More frequent and more ubiquitous extreme weather warnings can backfire, as anyone who's ever ignored a "tornado" or "flash flood" text alert on their phone should be able to appreciate.

The more warnings one receives about a disaster that doesn't end up happening, the less likely they are to take the next warning seriously.

It's worth noting, too, that even given central Texas' history of flash floods, the weekend's floods were still an outlier event.

As one meteorologist told Wired, the amount of rainfall central Texas witnessed in a six-hour period exceeded the 1,000-year rainfall rate, meaning there's less than a 0.1 percent chance of that happening in a given year.

Even the best emergency management systems will struggle with outlier events like that.

The Texas floods are, in that sense, reminiscent of the Los Angeles wildfires from earlier this year.
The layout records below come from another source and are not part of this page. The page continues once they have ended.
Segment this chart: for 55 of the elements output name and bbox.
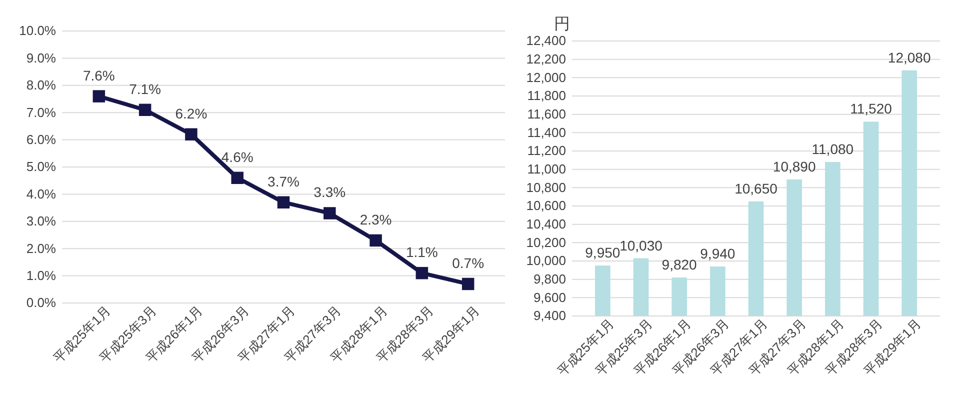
y-tick-label: 11,200 [527,143,566,158]
data-label: 7.1% [129,80,162,97]
y-tick-label: 8.0% [26,78,56,93]
y-tick-label: 11,800 [527,88,566,104]
data-label: 9,940 [700,246,736,262]
y-tick-label: 3.0% [26,214,56,229]
data-label: 10,890 [772,158,816,174]
point [416,266,428,280]
y-tick-label: 10,600 [526,198,566,214]
y-tick-label: 10,800 [526,180,566,195]
y-tick-label: 11,000 [527,161,566,176]
data-label: 6.2% [175,105,208,122]
y-tick-label: 1.0% [26,268,56,283]
data-label: 3.7% [268,173,300,190]
data-label: 4.6% [221,148,254,165]
y-tick-label: 9,600 [533,290,566,305]
y-tick-label: 9,400 [533,308,566,324]
point [324,207,336,220]
data-label: 9,820 [662,256,698,272]
point [231,172,244,184]
data-label: 1.1% [406,244,438,260]
point [138,104,152,116]
y-tick-label: 6.0% [26,132,56,147]
y-tick-label: 12,400 [526,33,566,48]
y-tick-label: 5.0% [26,159,56,174]
y-tick-label: 9,800 [533,271,566,286]
data-label: 11,080 [812,141,854,157]
point [185,128,198,140]
point [277,196,290,208]
y-tick-label: 4.0% [26,186,56,202]
y-tick-label: 10.0% [19,23,56,38]
data-label: 0.7% [452,254,484,271]
y-tick-label: 2.0% [26,240,56,256]
y-tick-label: 9.0% [26,50,56,66]
data-label: 10,650 [734,180,778,196]
data-label: 7.6% [82,67,115,84]
y-tick-label: 10,200 [526,234,566,250]
y-tick-label: 0.0% [26,295,56,310]
y-tick-label: 12,000 [526,70,566,85]
y-tick-label: 11,600 [527,106,566,122]
y-axis-title: 円 [554,16,570,33]
point [370,234,382,247]
data-label: 10,030 [620,237,663,254]
point [462,278,474,290]
y-tick-label: 12,200 [526,51,566,66]
y-tick-label: 11,400 [527,124,566,140]
y-tick-label: 10,400 [526,216,566,232]
y-tick-label: 7.0% [26,104,56,120]
data-label: 3.3% [314,184,346,200]
data-label: 2.3% [360,211,392,228]
y-tick-label: 10,000 [526,253,566,268]
point [92,90,106,102]
data-label: 12,080 [888,49,931,66]
data-label: 11,520 [850,100,892,117]
data-label: 9,950 [585,244,620,261]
Just as central Texas floods with relative frequency, so too does the Los Angeles hinterlands burn with relative frequency.

Like the weekend's flooding, this year's L.A. fires were more severe than normal, and thus caught people off-guard and overtaxed the systems designed to prevent and respond to them.

In the aftermath of California's fires, it was largely conservatives blaming various liberal policies for the loss of life and property.

And yet, as I wrote in the aftermath of the fires, the real culprit was bad weather, not bad public policy.

In a general sense, better public land management, better urban planning, and better insurance regulations could lessen the destruction from California wildfires. None of those things would have stopped 100-mile-an-hour winds from blowing burning embers into urban neighborhoods that have been standing for nearly a century.

Likewise, advance weather warnings, better local responsiveness, and more weather sirens can all reduce the death and destruction from flash floods. They can only do so much in the face of a 1,000-year flood that causes a river to rise 30 feet in a few hours in the middle of the night during the prime recreation season.

At the end of the day, people will pay a premium to live in the California woods, even if there's the off-hand risk that a wildfire will burn their house down. Similarly, people like to camp and recreate next to rivers during a hot Texas summer, even if there's a small risk of a flash flood.

The fact that the Trump administration's cuts to NWS didn't affect this most recent disaster in Texas doesn't tell us much about the wisdom of those cuts.

One could argue the agency is functioning well, despite having fewer staff, and that's proof that there was fat to cut at NWS.

Meteorologists in the media have countered that the Texas disaster shows how important a fully staffed NWS is for providing advance warning of impending disasters. Cuts to the agency could leave it under-resourced for future disasters.

It's a worthwhile policy discussion to have. It's not one we're having in the aftermath of the weekend's tragic floods.